A escasos meses de las elecciones, el Gobierno intentó apagar el incendio social anunciando un documento Conpes con inversiones por $433 mil millones para transformar la zona en el «Corredor de Vida», prometiendo granjas solares y reconversión laboral. Sin embargo, para los líderes sindicales y las comunidades, esto es un paño de agua tibia.

El reclamo generalizado es que se intenta ejecutar en tres años un proceso de descarbonización que, de manera técnica y responsable, tomaría más de dos décadas.
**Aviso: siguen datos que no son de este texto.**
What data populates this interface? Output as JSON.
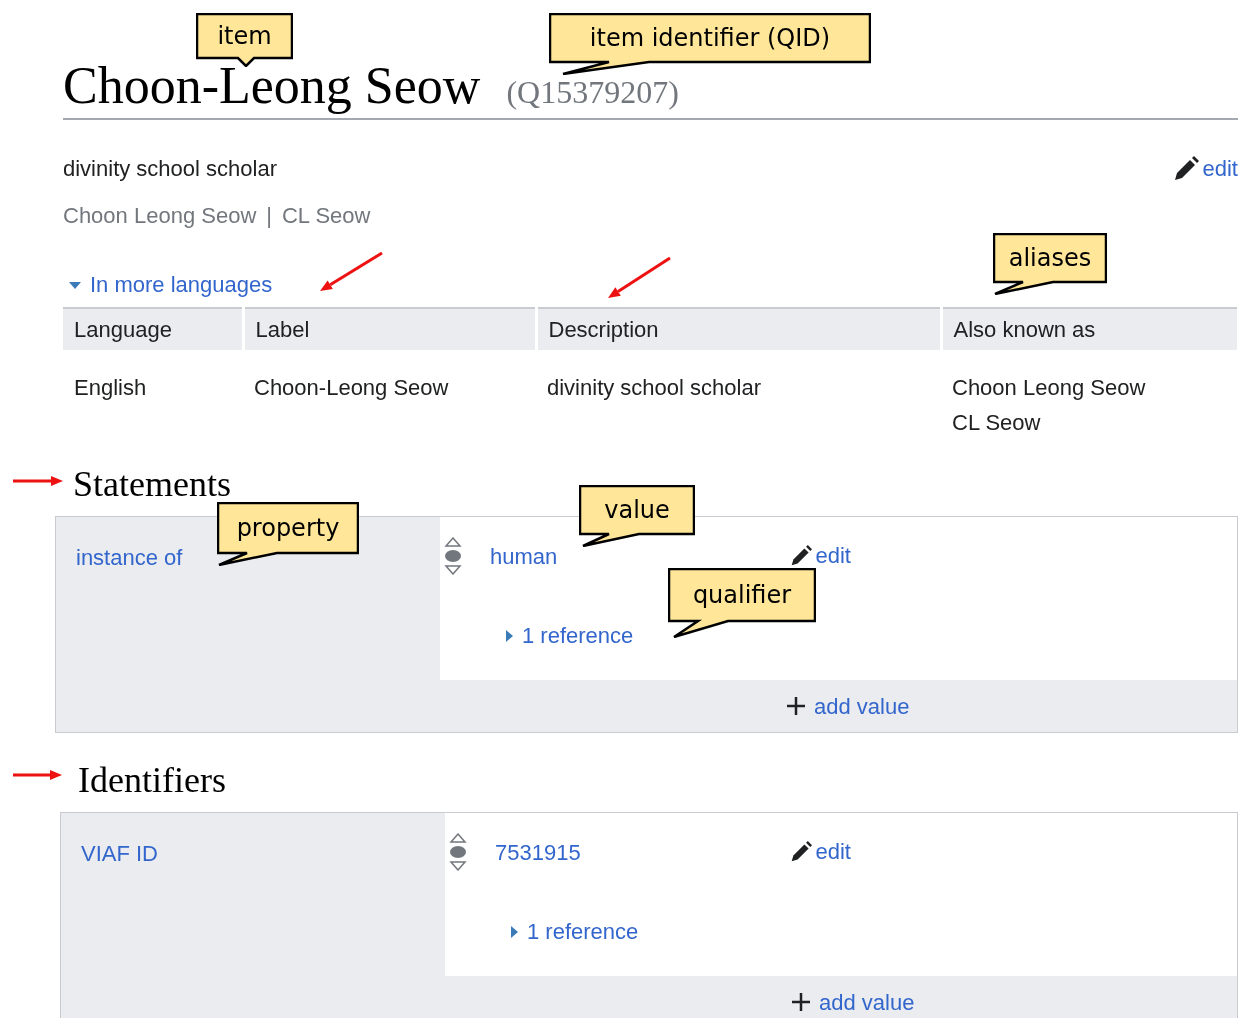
{
  "item": {
    "label": "Choon-Leong Seow",
    "qid": "(Q15379207)"
  },
  "description": "divinity school scholar",
  "aliases": [
    "Choon Leong Seow",
    "CL Seow"
  ],
  "alias_separator": "|",
  "header_edit": "edit",
  "languages_toggle": {
    "label": "In more languages",
    "expanded": true
  },
  "languages_table": {
    "columns": [
      "Language",
      "Label",
      "Description",
      "Also known as"
    ],
    "rows": [
      {
        "language": "English",
        "label": "Choon-Leong Seow",
        "description": "divinity school scholar",
        "aliases": [
          "Choon Leong Seow",
          "CL Seow"
        ]
      }
    ]
  },
  "sections": [
    {
      "title": "Statements",
      "statements": [
        {
          "property": "instance of",
          "value": "human",
          "edit": "edit",
          "references": {
            "label": "1 reference",
            "expanded": false
          },
          "add_value": "add value"
        }
      ]
    },
    {
      "title": "Identifiers",
      "statements": [
        {
          "property": "VIAF ID",
          "value": "7531915",
          "edit": "edit",
          "references": {
            "label": "1 reference",
            "expanded": false
          },
          "add_value": "add value"
        }
      ]
    }
  ],
  "annotations": [
    {
      "text": "item"
    },
    {
      "text": "item identifier (QID)"
    },
    {
      "text": "aliases"
    },
    {
      "text": "property"
    },
    {
      "text": "value"
    },
    {
      "text": "qualifier"
    }
  ]
}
Los paneles solares no alimentan a las familias hoy, ni las mesas de diálogo suplen la economía formal que desapareció con el cierre de los socavones.

Un voto por la supervivencia

Este domingo, la frustración se traducirá en votos. El electorado del Cesar se debate entre la asfixia económica que plantea la continuidad del modelo actual y las propuestas de candidatos que prometen reactivar, o al menos no criminalizar, la industria extractiva mientras se realiza una transición planificada y realista. Para los mineros del Cesar, oponerse a esta transición acelerada no es un acto de negacionismo climático, es un grito desesperado por garantizar el sustento de sus familias frente a un Estado que decidió apagarles la economía antes de construirles una alternativa viable.